2. La transmission familiale
La recette qui vient de la grand-mère, le savoir-faire qui se perd, la tradition qu’on perpétue. Big Mamma a bâti son succès parisien sur cette grammaire italienne assumée. Picard a renouvelé son image en mettant en avant la cuisine française traditionnelle.
3. L’expérience sensorielle
Ce que vous allez goûter, sentir, voir, ressentir. La food storytelling est aussi une affaire d’évocation sensorielle : la croûte qui craque, le beurre qui fond, la chair qui se détache. Ces descriptions activent l’imagination du lecteur et déclenchent l’envie.
Les marques françaises qui maîtrisent
Le Bordier a fait d’une simple plaquette de beurre un objet désirable au prix d’or, en racontant le geste artisanal du baratage manuel. Maison Plisson a construit son épicerie haut de gamme parisienne sur le récit des producteurs régionaux. Big Mamma raconte une trattoria italienne idéalisée avec une cohérence parfaite. Causette revendique une éthique d’élevage qui transforme un œuf en geste militant.
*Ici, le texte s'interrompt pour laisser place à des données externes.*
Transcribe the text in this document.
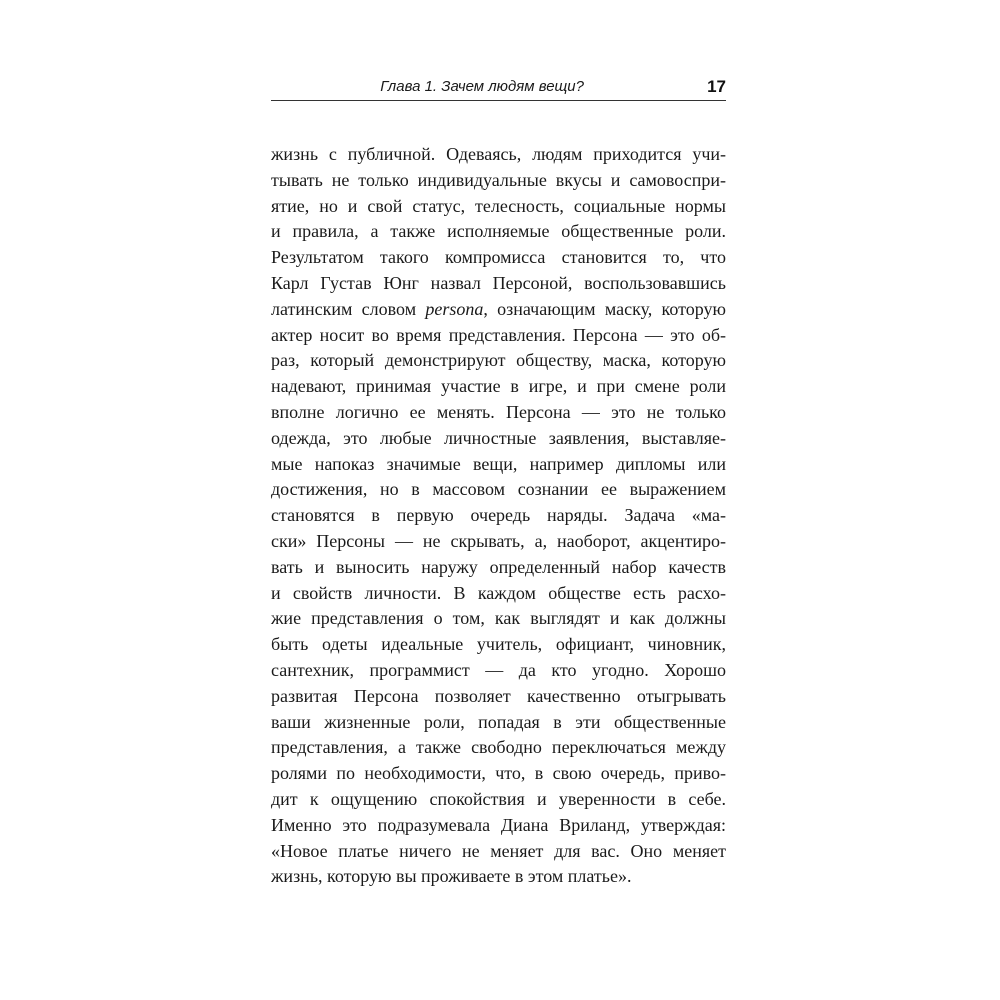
Глава 1. Зачем людям вещи?	17
жизнь с публичной. Одеваясь, людям приходится учи-
тывать не только индивидуальные вкусы и самовоспри-
ятие, но и свой статус, телесность, социальные нормы
и правила, а также исполняемые общественные роли.
Результатом такого компромисса становится то, что
Карл Густав Юнг назвал Персоной, воспользовавшись
латинским словом persona, означающим маску, которую
актер носит во время представления. Персона — это об-
раз, который демонстрируют обществу, маска, которую
надевают, принимая участие в игре, и при смене роли
вполне логично ее менять. Персона — это не только
одежда, это любые личностные заявления, выставляе-
мые напоказ значимые вещи, например дипломы или
достижения, но в массовом сознании ее выражением
становятся в первую очередь наряды. Задача «ма-
ски» Персоны — не скрывать, а, наоборот, акцентиро-
вать и выносить наружу определенный набор качеств
и свойств личности. В каждом обществе есть расхо-
жие представления о том, как выглядят и как должны
быть одеты идеальные учитель, официант, чиновник,
сантехник, программист — да кто угодно. Хорошо
развитая Персона позволяет качественно отыгрывать
ваши жизненные роли, попадая в эти общественные
представления, а также свободно переключаться между
ролями по необходимости, что, в свою очередь, приво-
дит к ощущению спокойствия и уверенности в себе.
Именно это подразумевала Диана Вриланд, утверждая:
«Новое платье ничего не меняет для вас. Оно меняет
жизнь, которую вы проживаете в этом платье».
Les pièges à éviter en food storytelling
- Inventer un terroir ou un producteur (faute majeure, immédiatement détectée).
- Recourir à des images de campagnes idéalisées sans rapport avec la réalité.
- Surjouer la tradition au détriment de la sincérité.
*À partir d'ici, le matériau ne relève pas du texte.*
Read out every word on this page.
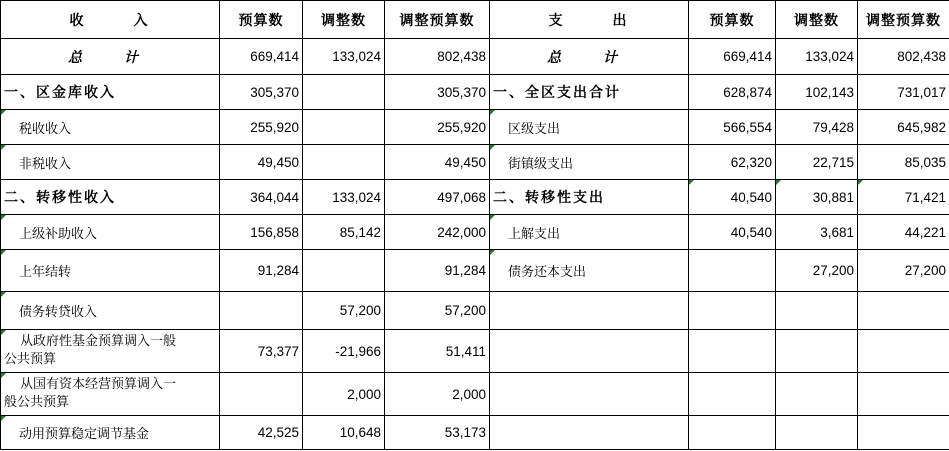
收　入	预算数	调整数	调整预算数	支　出	预算数	调整数	调整预算数
总　计	669,414	133,024	802,438	总　计	669,414	133,024	802,438
一、区金库收入	305,370		305,370	一、全区支出合计	628,874	102,143	731,017

税收收入	255,920		255,920	区级支出	566,554	79,428	645,982

非税收入	49,450		49,450	街镇级支出	62,320	22,715	85,035
二、转移性收入	364,044	133,024	497,068	二、转移性支出	40,540	30,881	71,421

上级补助收入	156,858	85,142	242,000	上解支出	40,540	3,681	44,221

上年结转	91,284		91,284	债务还本支出		27,200	27,200

债务转贷收入		57,200	57,200				

从政府性基金预算调入一般
公共预算	73,377	-21,966	51,411				

从国有资本经营预算调入一
般公共预算		2,000	2,000				

动用预算稳定调节基金	42,525	10,648	53,173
- Omettre les ingrédients ou les pratiques qui contrediraient le récit.
Pour aller plus loin sur le storytelling appliqué à d’autres secteurs, consultez notre pilier dédié.
Questions fréquentes
Pourquoi la food se prête-t-elle particulièrement bien au storytelling ?
Parce que le rapport humain à la nourriture est profondément narratif depuis toujours : recettes transmises oralement, plats portant des noms d’origine, saveurs liées à des souvenirs. Cette mémoire affective collective offre une matière narrative inépuisable.
Le storytelling food fonctionne-t-il pour les produits industriels ?
Oui, à condition de ne pas mentir. Picard ou Innocent ont prouvé qu’on pouvait raconter une marque alimentaire industrielle de manière crédible, en assumant ce qu’elle est plutôt qu’en simulant un faux artisanat.